Pero los aldeanos también se dedican ávidamente a otra actividad que les absorbe mucho tiempo: el sexo. Afirman: «El sexo es el condimento que da vigor y vida». Y sazonan liberalmente su vida cotidiana con sexo.
Poco después de empezar a caminar, los niños mehinaku se integran en los grupos que juegan en la plaza. Mientras las criaturas se revuelcan y forcejean en el campo de juego, los adultos bromean diciendo, por ejemplo: «Mira, mira, mi hijo está copulando con tu hija». Los niños aprenden rápidamente. Cuando crecen, igual que los niños !kung, juegan a «casarse».
Los niños y las niñas cuelgan hamacas de los árboles que hay detrás de la aldea y mientras ellas simulan encender el fuego o juegan a hilar algodón, los niños juntan grandes hojas. Ellos traen «peces de mentiras» que orgullosamente presentan a las esposas para que los cocinen. (Esto, como se recordará, es una forma simbólica de cortejar por medio de alimentos). Entonces, después de que la pareja comió, comienza otro juego: el de «tener celos». Ya sea el varón o la niña se dirigen a hurtadillas al monte seguidos de cerca por el celoso «cónyuge», que cuando descubre a su pareja en una supuesta traición finge ponerse furioso.
Los niños de más edad han observado a sus padres copulando en el huerto de la familia y a menudo abandonan sus inocentes juegos por actividades sexuales más serias y adultas. Sin embargo, si los padres descubren a sus hijos jóvenes tratando de aparearse, los castigan sin piedad, de modo que los niños aprenden temprano en la vida a ser prudentes.

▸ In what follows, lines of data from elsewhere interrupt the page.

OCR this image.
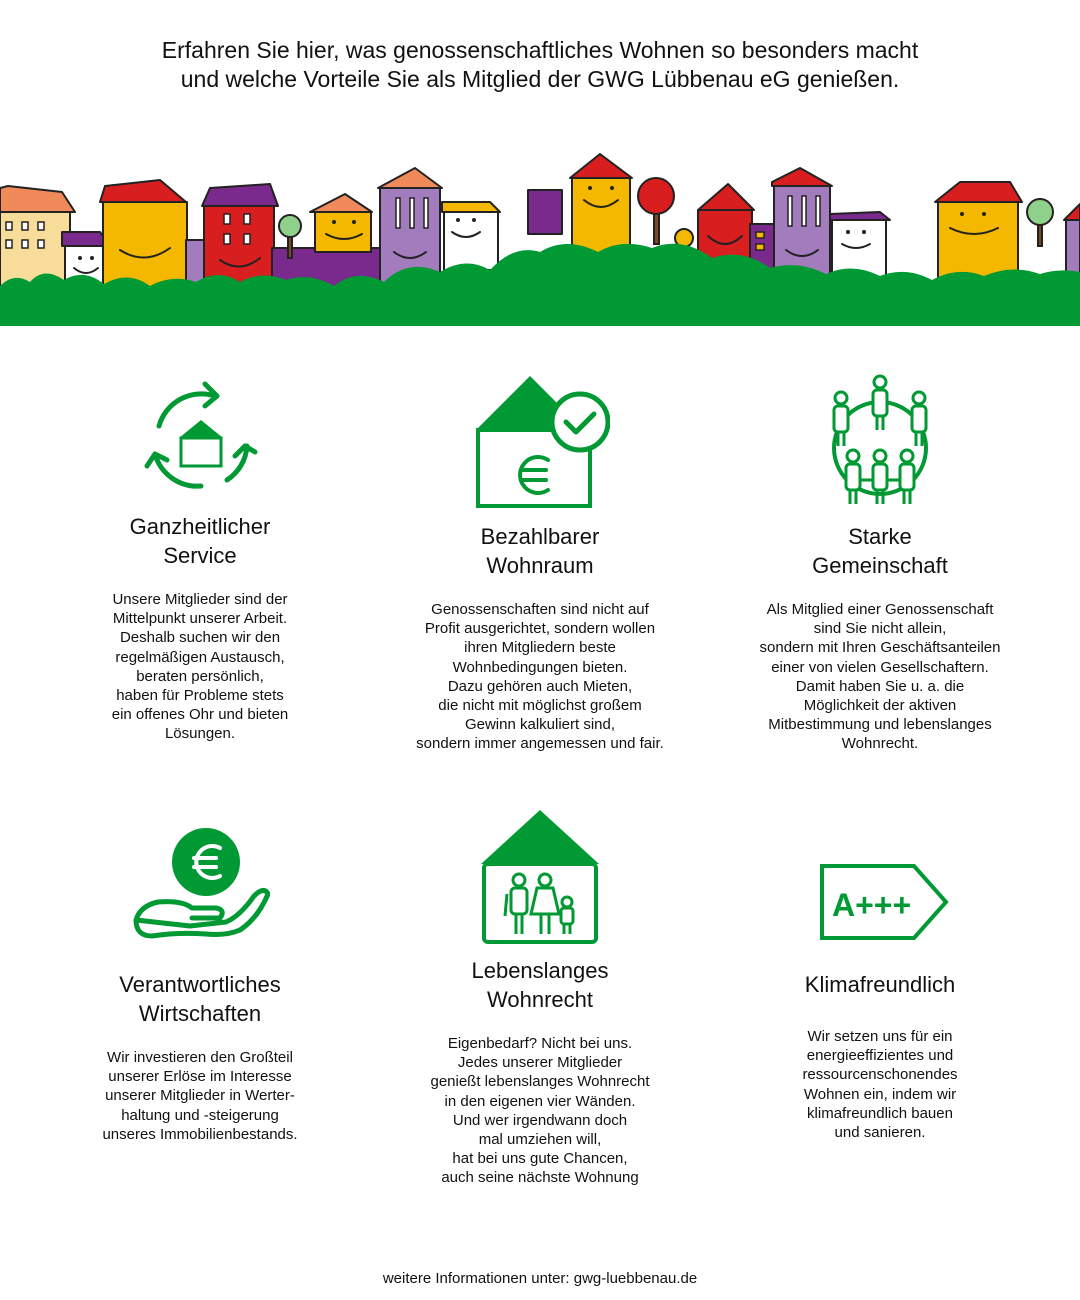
Erfahren Sie hier, was genossenschaftliches Wohnen so besonders macht
und welche Vorteile Sie als Mitglied der GWG Lübbenau eG genießen.
Ganzheitlicher
Service
Unsere Mitglieder sind der
Mittelpunkt unserer Arbeit.
Deshalb suchen wir den
regelmäßigen Austausch,
beraten persönlich,
haben für Probleme stets
ein offenes Ohr und bieten
Lösungen.
Bezahlbarer
Wohnraum
Genossenschaften sind nicht auf
Profit ausgerichtet, sondern wollen
ihren Mitgliedern beste
Wohnbedingungen bieten.
Dazu gehören auch Mieten,
die nicht mit möglichst großem
Gewinn kalkuliert sind,
sondern immer angemessen und fair.
Starke
Gemeinschaft
Als Mitglied einer Genossenschaft
sind Sie nicht allein,
sondern mit Ihren Geschäftsanteilen
einer von vielen Gesellschaftern.
Damit haben Sie u. a. die
Möglichkeit der aktiven
Mitbestimmung und lebenslanges
Wohnrecht.
Verantwortliches
Wirtschaften
Wir investieren den Großteil
unserer Erlöse im Interesse
unserer Mitglieder in Werter-
haltung und -steigerung
unseres Immobilienbestands.
Lebenslanges
Wohnrecht
Eigenbedarf? Nicht bei uns.
Jedes unserer Mitglieder
genießt lebenslanges Wohnrecht
in den eigenen vier Wänden.
Und wer irgendwann doch
mal umziehen will,
hat bei uns gute Chancen,
auch seine nächste Wohnung
A+++
Klimafreundlich
Wir setzen uns für ein
energieeffizientes und
ressourcenschonendes
Wohnen ein, indem wir
klimafreundlich bauen
und sanieren.
weitere Informationen unter: gwg-luebbenau.de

Los despreocupados días de la sexualidad infantil terminan de repente cuando los niños alcanzan más o menos los once o doce años de edad. A estas alturas, las estrictas reglas de decoro sexual exigen que los varones cumplan con un máximo de tres años de reclusión. El padre levanta un muro de estacas y hojas de palmera en un extremo de la casa de la familia y cuelga la hamaca de su hijo detrás de dicha barrera. Allí el adolescente pasará la mayor parte de su tiempo, y tomará medicinas que garanticen su crecimiento. El adolescente debe hablar suavemente, cumplir severas restricciones dietéticas y, sobre todo, evitar todo encuentro erótico. No obstante, hacia el final de su permanencia comienza a escabullirse y tener aventuras.
Cuando el padre se entera de alguna de estas aventuras, derriba el muro. El muchacho se ha convertido en un hombre, está listo para hacer prolongadas excursiones de pesca por su cuenta, está preparado para acondicionar un huerto y buscarse una esposa.
A partir de ese momento los jóvenes tienen libertad para permitirse las aventuras amorosas, aventuras que se convertirán en parte normal de su vida de adultos. Los jóvenes se encuentran con sus enamoradas en el bosque y copulan[545]. Dedican escaso tiempo a los juegos preparatorios[546]. Si una pareja encuentra un lugar adecuado, donde haya un gran tronco caído, puede que hagan el amor sobre él en la posición convencional, es decir, con el hombre sobre la mujer. Pero los troncos confortables son escasos, el suelo está a menudo embarrado y los insectos pican. De modo que los amantes normalmente hacen el amor sentados frente a frente, la mujer sobre el hombre, con las piernas enroscadas alrededor de las caderas de su amante.
Otro recurso muy difundido es que el hombre se arrodille sobre la mujer y pase las piernas por debajo del cuerpo de ella a fin de mantener sus muslos, nalgas y parte inferior de la espalda separados del suelo, mientras ella levanta la mitad superior colgándose con ambos brazos del cuello de su amante. A los amantes también les gusta el coito realizado dentro de aguas tranquilas. Afirman que estar cubiertos hasta el pecho es la profundidad que permite la palanca perfecta. Y si disponen de poco tiempo, los amantes pueden copular de pie: la mujer rodeará la cintura de su amante con una pierna mientras él la alza ligeramente en el aire.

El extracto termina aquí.